Clinically relevant anatomy-implant discrepancies included the femur neck and shaft axis offset 6.1 ± 1.7 mm (95% CI [5.7-6.4]), femur radius of curvature 1.2 ± 0.3 m (95% CI [1.1-1.2]), femur anteversion 18.8 ± 9.2 (95% CI [16.9-20.6]). The implants reviewed in this study did not compensate for the femur neck and shaft axis offset and had a larger radius of curvature than the studied population. Clinically significant demographic geometry differences were not identified.

CONCLUSION

There were discrepancies between femur anatomy and cephalomedullary nail implant design; however, no clinically significant femur feature inconsistency was identified among the demographic subgroups. Due to the identified anatomy-implant discrepancies, including the femur neck and shaft axis offset, we suggest that these measurements be considered for future implant design and surgical technique.

摘要

目的

由于对股骨解剖结构与植入物不匹配问题的持续关注,本横断面研究旨在创建股骨几何轮廓,并利用其识别和量化股骨解剖结构与髓内钉尺寸之间可能存在的不匹配情况。

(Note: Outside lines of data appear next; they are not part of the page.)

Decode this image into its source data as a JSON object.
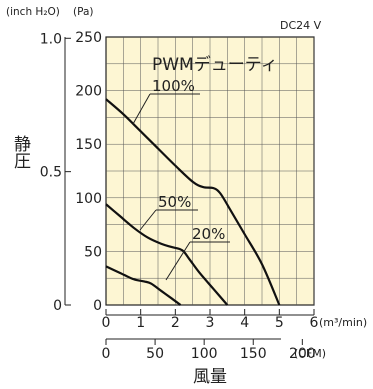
{
  "chart_data": {
    "type": "line",
    "title": "PWMデューティ",
    "voltage_label": "DC24 V",
    "ylabel": "静圧",
    "xlabel": "風量",
    "y_unit_inch": "(inch H₂O)",
    "y_unit_pa": "(Pa)",
    "x_unit_m3": "(m³/min)",
    "x_unit_cfm": "(CFM)",
    "y_pa_range": [
      0,
      250
    ],
    "y_pa_ticks": [
      "0",
      "50",
      "100",
      "150",
      "200",
      "250"
    ],
    "y_inch_ticks": [
      {
        "label": "1.0",
        "value": 248.8
      },
      {
        "label": "0.5",
        "value": 124.4
      },
      {
        "label": "0",
        "value": 0
      }
    ],
    "x_m3_range": [
      0,
      6
    ],
    "x_m3_ticks": [
      "0",
      "1",
      "2",
      "3",
      "4",
      "5",
      "6"
    ],
    "x_cfm_ticks": [
      {
        "label": "0",
        "value": 0
      },
      {
        "label": "50",
        "value": 50
      },
      {
        "label": "100",
        "value": 100
      },
      {
        "label": "150",
        "value": 150
      },
      {
        "label": "200",
        "value": 200
      }
    ],
    "grid": true,
    "background_color": "#fdf6d3",
    "series": [
      {
        "name": "100%",
        "points": [
          [
            0,
            192
          ],
          [
            0.5,
            178
          ],
          [
            1,
            162
          ],
          [
            1.5,
            146
          ],
          [
            2,
            130
          ],
          [
            2.5,
            115
          ],
          [
            2.8,
            110
          ],
          [
            3.1,
            109
          ],
          [
            3.3,
            104
          ],
          [
            3.6,
            88
          ],
          [
            4,
            66
          ],
          [
            4.5,
            38
          ],
          [
            5,
            0
          ]
        ]
      },
      {
        "name": "50%",
        "points": [
          [
            0,
            94
          ],
          [
            0.4,
            83
          ],
          [
            0.8,
            72
          ],
          [
            1.2,
            63
          ],
          [
            1.6,
            57
          ],
          [
            1.9,
            54
          ],
          [
            2.2,
            51
          ],
          [
            2.4,
            43
          ],
          [
            2.7,
            30
          ],
          [
            3.1,
            15
          ],
          [
            3.5,
            0
          ]
        ]
      },
      {
        "name": "20%",
        "points": [
          [
            0,
            36
          ],
          [
            0.4,
            30
          ],
          [
            0.8,
            24
          ],
          [
            1.1,
            22
          ],
          [
            1.3,
            20
          ],
          [
            1.6,
            13
          ],
          [
            1.9,
            6
          ],
          [
            2.15,
            0
          ]
        ]
      }
    ]
  }
}
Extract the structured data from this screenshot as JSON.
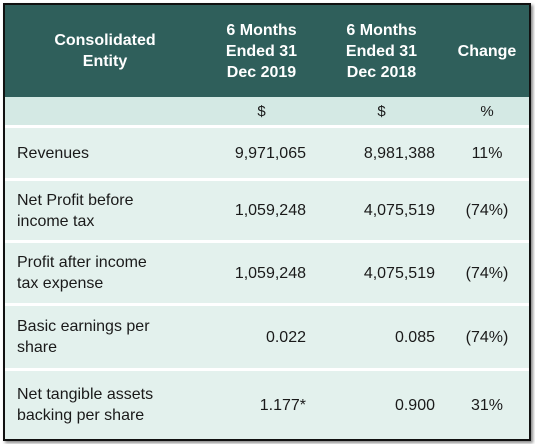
{
  "table": {
    "header": [
      [
        "Consolidated",
        "Entity"
      ],
      [
        "6 Months",
        "Ended 31",
        "Dec 2019"
      ],
      [
        "6 Months",
        "Ended 31",
        "Dec 2018"
      ],
      [
        "Change"
      ]
    ],
    "units": [
      "$",
      "$",
      "%"
    ],
    "rows": [
      [
        [
          "Revenues"
        ],
        "9,971,065",
        "8,981,388",
        "11%"
      ],
      [
        [
          "Net Profit before",
          "income tax"
        ],
        "1,059,248",
        "4,075,519",
        "(74%)"
      ],
      [
        [
          "Profit after income",
          "tax expense"
        ],
        "1,059,248",
        "4,075,519",
        "(74%)"
      ],
      [
        [
          "Basic earnings per",
          "share"
        ],
        "0.022",
        "0.085",
        "(74%)"
      ],
      [
        [
          "Net tangible assets",
          "backing per share"
        ],
        "1.177*",
        "0.900",
        "31%"
      ]
    ]
  }
}
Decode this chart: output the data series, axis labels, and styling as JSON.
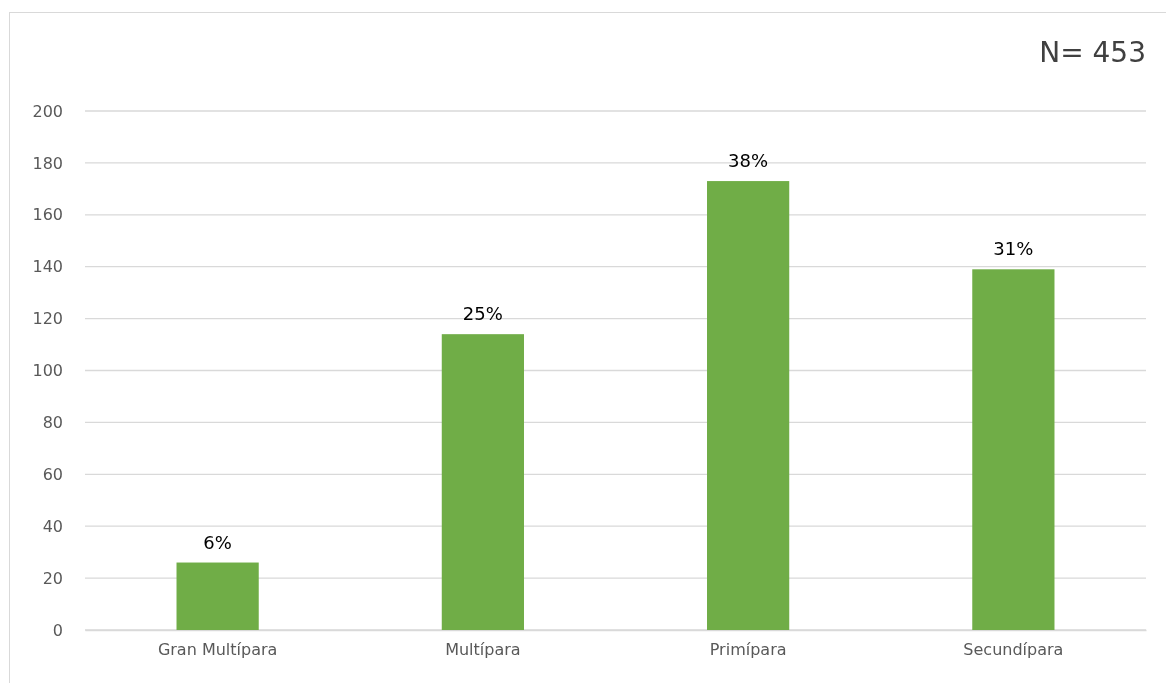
{
  "chart_data": {
    "type": "bar",
    "categories": [
      "Gran Multípara",
      "Multípara",
      "Primípara",
      "Secundípara"
    ],
    "values": [
      26,
      114,
      173,
      139
    ],
    "color": "#70ad47",
    "ylim": [
      0,
      200
    ],
    "yticks": [
      0,
      20,
      40,
      60,
      80,
      100,
      120,
      140,
      160,
      180,
      200
    ],
    "grid": "y",
    "annotations": [
      "N= 453",
      {
        "text": "6%",
        "x": "Gran Multípara",
        "y": 26
      },
      {
        "text": "25%",
        "x": "Multípara",
        "y": 114
      },
      {
        "text": "38%",
        "x": "Primípara",
        "y": 173
      },
      {
        "text": "31%",
        "x": "Secundípara",
        "y": 139
      }
    ]
  }
}
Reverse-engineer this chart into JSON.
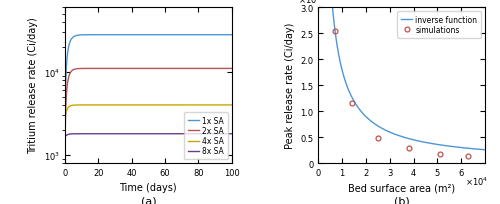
{
  "panel_a": {
    "xlabel": "Time (days)",
    "ylabel": "Tritium release rate (Ci/day)",
    "label_a": "(a)",
    "xlim": [
      0,
      100
    ],
    "ylim_log": [
      800,
      60000
    ],
    "xticks": [
      0,
      20,
      40,
      60,
      80,
      100
    ],
    "curves": [
      {
        "label": "1x SA",
        "color": "#4c96d7",
        "steady_state": 28000,
        "rise_rate": 0.55,
        "initial": 1800
      },
      {
        "label": "2x SA",
        "color": "#b85450",
        "steady_state": 11000,
        "rise_rate": 0.65,
        "initial": 1200
      },
      {
        "label": "4x SA",
        "color": "#c8a800",
        "steady_state": 4000,
        "rise_rate": 0.75,
        "initial": 2800
      },
      {
        "label": "8x SA",
        "color": "#6a3d8f",
        "steady_state": 1800,
        "rise_rate": 0.8,
        "initial": 1650
      }
    ]
  },
  "panel_b": {
    "xlabel": "Bed surface area (m²)",
    "ylabel": "Peak release rate (Ci/day)",
    "label_b": "(b)",
    "xlim": [
      0,
      70000.0
    ],
    "ylim": [
      0,
      30000.0
    ],
    "xticks": [
      0,
      10000.0,
      20000.0,
      30000.0,
      40000.0,
      50000.0,
      60000.0
    ],
    "yticks": [
      0,
      5000.0,
      10000.0,
      15000.0,
      20000.0,
      25000.0,
      30000.0
    ],
    "sim_x": [
      7000,
      14000,
      25000,
      38000,
      51000,
      63000
    ],
    "sim_y": [
      25500,
      11500,
      4900,
      2800,
      1750,
      1300
    ],
    "curve_color": "#4c96d7",
    "sim_color": "#c05050",
    "inverse_k": 178500000.0,
    "curve_x_start": 4000,
    "curve_x_end": 70000,
    "legend_line": "inverse function",
    "legend_marker": "simulations"
  }
}
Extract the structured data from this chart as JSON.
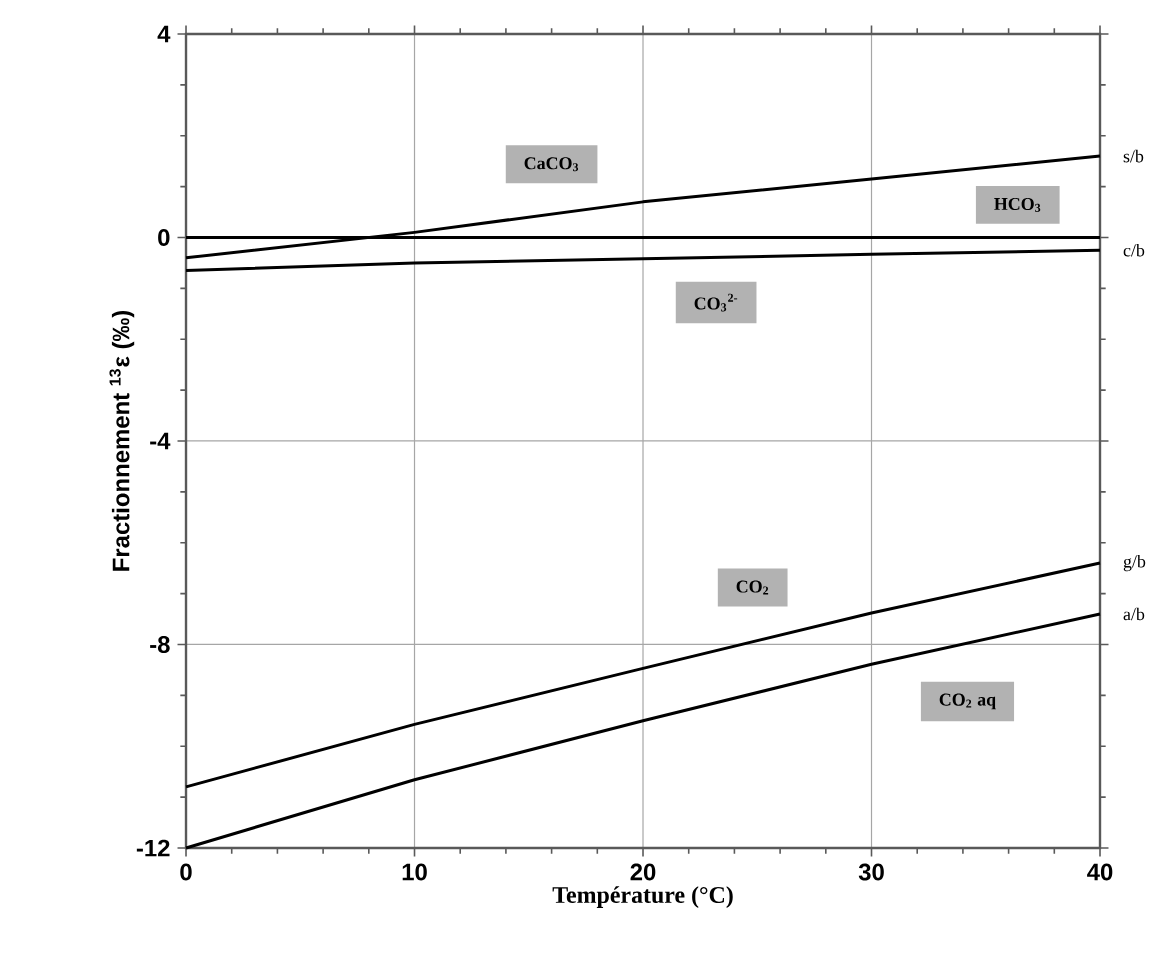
{
  "chart_data": {
    "type": "line",
    "xlabel": "Température (°C)",
    "ylabel": "Fractionnement $^{13}$ε (‰)",
    "x": [
      0,
      10,
      20,
      30,
      40
    ],
    "series": [
      {
        "name": "s/b",
        "color": "#000000",
        "values": [
          -0.4,
          0.1,
          0.7,
          1.15,
          1.6
        ]
      },
      {
        "color": "#000000",
        "values": [
          0,
          0,
          0,
          0,
          0
        ]
      },
      {
        "name": "c/b",
        "color": "#000000",
        "values": [
          -0.65,
          -0.5,
          -0.42,
          -0.33,
          -0.25
        ]
      },
      {
        "name": "g/b",
        "color": "#000000",
        "values": [
          -10.8,
          -9.57,
          -8.47,
          -7.38,
          -6.4
        ]
      },
      {
        "name": "a/b",
        "color": "#000000",
        "values": [
          -12,
          -10.66,
          -9.5,
          -8.39,
          -7.4
        ]
      }
    ],
    "annotations": [
      "CaCO$_{3}$",
      "HCO$_{3}$",
      "CO$_{3}$$^{2-}$",
      "CO$_{2}$",
      "CO$_{2}$ aq"
    ],
    "xlim": [
      0,
      40
    ],
    "ylim": [
      -12,
      4
    ],
    "xticks": [
      0,
      10,
      20,
      30,
      40
    ],
    "yticks": [
      -12,
      -8,
      -4,
      0,
      4
    ],
    "grid": true,
    "marker": "none",
    "line_style": "solid"
  }
}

该研究还旨在评估患者人口统计学特征是否会影响解剖结构与植入物的匹配性。

方法

收集了100例骨骼成熟的完整股骨计算机断层扫描(CT)图像,并导出至可通过多平面重建技术进行地标定位和测量的软件中。

结果

临床上相关的解剖结构与植入物差异包括股骨颈与骨干轴线偏移6.1±1.7毫米(95%置信区间[5.7 - 6.4])、股骨曲率半径1.2±0.3米(95%置信区间[1.1 - 1.2])、股骨前倾18.8±9.2(95%置信区间[16.9 - 20.6])。本研究中评估的植入物无法补偿股骨颈与骨干轴线偏移,且其曲率半径大于研究人群。未发现具有临床意义的人口统计学几何差异。

结论

股骨解剖结构与髓内钉植入物设计之间存在差异;然而,在各人口统计学亚组中未发现具有临床意义的股骨特征不一致情况。鉴于已识别出的解剖结构与植入物差异,包括股骨颈与骨干轴线偏移,我们建议在未来的植入物设计和手术技术中考虑这些测量值。